Também aberta em 2008, a butique nos arredores das vias della Spiga e Montenapoleone ocupa três salas com projeto de Patricia Urquiola, estrela do Salão do Móvel de Milão, dentro do Bagatti Valsecchi, um palácio em estilo renascentista do fim do século XIX. Ali, onde são vendidos pares que custam entre 580 e 3.500 reais, os dois atendentes conhecem as clientes pelos pés e se recusam a fazer caber algo que não equivalha ao sapatinho de cristal na Cinderela em questão. “Não, não, o escarpim de bico fino não fica bem em você”, censurou, gentilmente, um vendedor a uma italiana, durante a visita da reportagem.

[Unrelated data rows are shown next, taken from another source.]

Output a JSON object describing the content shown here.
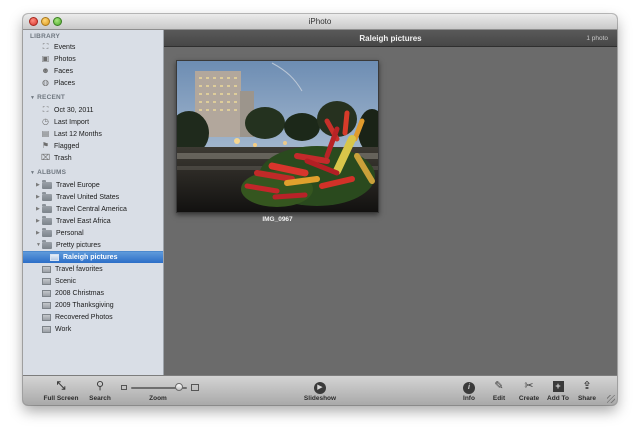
{
  "window": {
    "title": "iPhoto"
  },
  "sidebar": {
    "library": {
      "header": "LIBRARY",
      "items": [
        {
          "label": "Events",
          "icon": "events-icon"
        },
        {
          "label": "Photos",
          "icon": "photos-icon"
        },
        {
          "label": "Faces",
          "icon": "faces-icon"
        },
        {
          "label": "Places",
          "icon": "places-icon"
        }
      ]
    },
    "recent": {
      "header": "RECENT",
      "items": [
        {
          "label": "Oct 30, 2011",
          "icon": "event-icon"
        },
        {
          "label": "Last Import",
          "icon": "clock-icon"
        },
        {
          "label": "Last 12 Months",
          "icon": "calendar-icon"
        },
        {
          "label": "Flagged",
          "icon": "flag-icon"
        },
        {
          "label": "Trash",
          "icon": "trash-icon"
        }
      ]
    },
    "albums": {
      "header": "ALBUMS",
      "folders": [
        {
          "label": "Travel Europe"
        },
        {
          "label": "Travel United States"
        },
        {
          "label": "Travel Central America"
        },
        {
          "label": "Travel East Africa"
        },
        {
          "label": "Personal"
        },
        {
          "label": "Pretty pictures",
          "expanded": true
        }
      ],
      "albums": [
        {
          "label": "Raleigh pictures",
          "selected": true
        },
        {
          "label": "Travel favorites"
        },
        {
          "label": "Scenic"
        },
        {
          "label": "2008 Christmas"
        },
        {
          "label": "2009 Thanksgiving"
        },
        {
          "label": "Recovered Photos"
        },
        {
          "label": "Work"
        }
      ]
    }
  },
  "content": {
    "title": "Raleigh pictures",
    "count": "1 photo",
    "photos": [
      {
        "caption": "IMG_0967"
      }
    ]
  },
  "toolbar": {
    "fullscreen": "Full Screen",
    "search": "Search",
    "zoom": "Zoom",
    "zoom_level": 0.85,
    "slideshow": "Slideshow",
    "info": "Info",
    "edit": "Edit",
    "create": "Create",
    "add_to": "Add To",
    "share": "Share"
  },
  "colors": {
    "selection": "#2c6ec7",
    "sidebar_bg": "#d9dee6",
    "content_bg": "#6b6b6b",
    "header_bg": "#4e4e4e"
  }
}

A moça tentava levar para casa um dos modelos que se tornaram emblemáticos do designer: o escarpim, feito de camurça colorida em tons de pedras preciosas (da turquesa à ametista, do rubi à safira), que ocupava um lugar de destaque na primeira sala da butique. “É melhor um estilo mais arredondado. E algo me diz que você é o tipo de mulher que vai aproveitar um detalhe de amarração”, completou, sugerindo um sapato com fecho à moda corselete. “Gianvito reúne beleza, elegância, tradição e modernidade — é o que as mulheres desejam”, resume Eliana Tranchesi, da Daslu, a única das 33 multimarcas ao redor do mundo a tê-lo no Hemisfério Sul.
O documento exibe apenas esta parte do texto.